Bild: Ob reguläre Armee oder Separatisten: Im Osten der Ukraine wurde viel Pul…
MOSKAU taz | „Wir lassen uns nicht einschüchtern und den Mund verbieten“,
meint Ilja Jaschin. Der 31-jährige Politiker war ein langjähriger
Mitstreiter des russischen Oppositionellen Boris Nemzow, der im Februar in
Kremlnähe hinterrücks erschossen wurde.
Zweieinhalb Monate später sind die Ermittlungen in dem Mordfall
festgefahren. Die Spuren führen nach Tschetschenien, wo die russischen
Ermittler im Umfeld des tschetschenischen Präsidenten Ramsan Kadyrow jedoch
auf Schwierigkeiten stießen. Die Ermittlungen machen keine Fortschritte, da
der Kreml den getreuen Putin-Zögling in Grosny noch schützt.
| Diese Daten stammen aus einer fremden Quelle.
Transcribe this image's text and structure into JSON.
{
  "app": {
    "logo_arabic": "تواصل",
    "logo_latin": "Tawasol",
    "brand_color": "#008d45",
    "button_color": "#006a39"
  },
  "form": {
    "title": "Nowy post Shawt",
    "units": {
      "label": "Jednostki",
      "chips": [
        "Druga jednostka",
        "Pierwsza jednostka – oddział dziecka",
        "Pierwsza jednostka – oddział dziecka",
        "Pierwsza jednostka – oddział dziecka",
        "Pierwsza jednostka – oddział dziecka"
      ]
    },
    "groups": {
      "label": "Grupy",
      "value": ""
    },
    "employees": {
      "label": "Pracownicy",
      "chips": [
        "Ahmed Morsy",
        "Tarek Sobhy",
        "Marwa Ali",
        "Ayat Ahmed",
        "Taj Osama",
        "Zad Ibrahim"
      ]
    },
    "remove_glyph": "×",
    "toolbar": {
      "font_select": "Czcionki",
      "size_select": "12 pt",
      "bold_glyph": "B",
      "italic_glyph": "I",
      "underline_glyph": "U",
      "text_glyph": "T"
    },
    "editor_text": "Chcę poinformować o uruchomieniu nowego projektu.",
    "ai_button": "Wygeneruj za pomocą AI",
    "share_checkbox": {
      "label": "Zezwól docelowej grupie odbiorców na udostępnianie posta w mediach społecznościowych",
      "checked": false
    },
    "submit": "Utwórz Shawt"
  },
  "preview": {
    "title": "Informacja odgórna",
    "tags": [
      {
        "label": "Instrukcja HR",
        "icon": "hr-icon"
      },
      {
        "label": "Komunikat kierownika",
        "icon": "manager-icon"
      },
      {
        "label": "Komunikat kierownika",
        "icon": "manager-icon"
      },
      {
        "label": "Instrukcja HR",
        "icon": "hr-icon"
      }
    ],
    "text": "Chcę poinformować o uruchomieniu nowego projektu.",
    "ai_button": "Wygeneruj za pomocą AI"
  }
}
Unmittelbar nach dem Attentat wurde in oppositionellen Kreisen vermutet,
einer der Gründe für den Anschlag könne das Projekt „Putin. Der Krieg“
sein. Der Oppositionspolitiker hatte Daten gesammelt, die eine militärische
Beteiligung Russlands am Krieg in der Ostukraine belegen sollten. Jaschin
stellte diese Hinweise mithilfe von Freunden nochmals zusammen, da viele
Daten nach den Mordermittlungen im Büro Boris Nemzows nicht mehr
aufzufinden waren. Am Dienstag wurde der Abschlussbericht in Moskau
vorgelegt. Die Autoren wiesen unterdessen daraufhin, dass sich keine
direkte Verbindung zum Mord an Boris Nemzow herstellen lasse.
Mit Sensationen wartet der Bericht nicht auf. Wichtigstes Ziel sei gewesen,
Informationen zu systematisieren und der manipulierten russischen
Öffentlichkeit eine andere Sicht auf den Ukrainekrieg zu vermitteln. Laut
Bericht sind beispielsweise im August 2014 insgesamt 150 russische Soldaten
bei einer Offensive der ukrainischen Armee in der Nähe von Ilowaisk
gefallen. Die Verwandten der Wehrdienstleistenden erhielten als
Entschädigung etwa 40.000 Euro. Sie mussten sich allerdings schriftlich
verpflichten, die Todesumstände und den Einsatz in der Ukraine nicht nach
außen zu tragen.
## Anschlag als Einschüchterung
70 Wehrdienstleistende kamen auch bei der Winteroffensive im Februar in der
Nähe der Ortschaft Debalzewe in der Ostukraine ums Leben. 17 waren
Fallschirmjäger aus der Stadt Iwanowo. Anwälte der Hinterbliebenen wandten
sich an Nemzow, da ihnen Entschädigungen vorenthalten wurden. Bevor die
Fallschirmjäger „freiwillig“ in den Krieg gegen die Ukraine zogen, mussten
sie „auf eigenen Wunsch“ auch den Armeedienst quittieren. Im Fall von
Verletzung oder Tod war ihnen von Offiziersseite zugesichert worden, dass
die Armee ihren Verpflichtungen nachkäme. Das tat sie nicht. Stattdessen
drohte man den Angehörigen mit der willkürlichen „Fabrikation“ von
Strafverfahren.
Nach dem Anschlag verzichteten die Angehörigen auf alle Ansprüche. Die
Begründung: „Wenn sie schon Nemzow am Kreml umbringen, was machen sie dann
erst mit uns?“, zitiert der Report einen Anwalt sinngemäß.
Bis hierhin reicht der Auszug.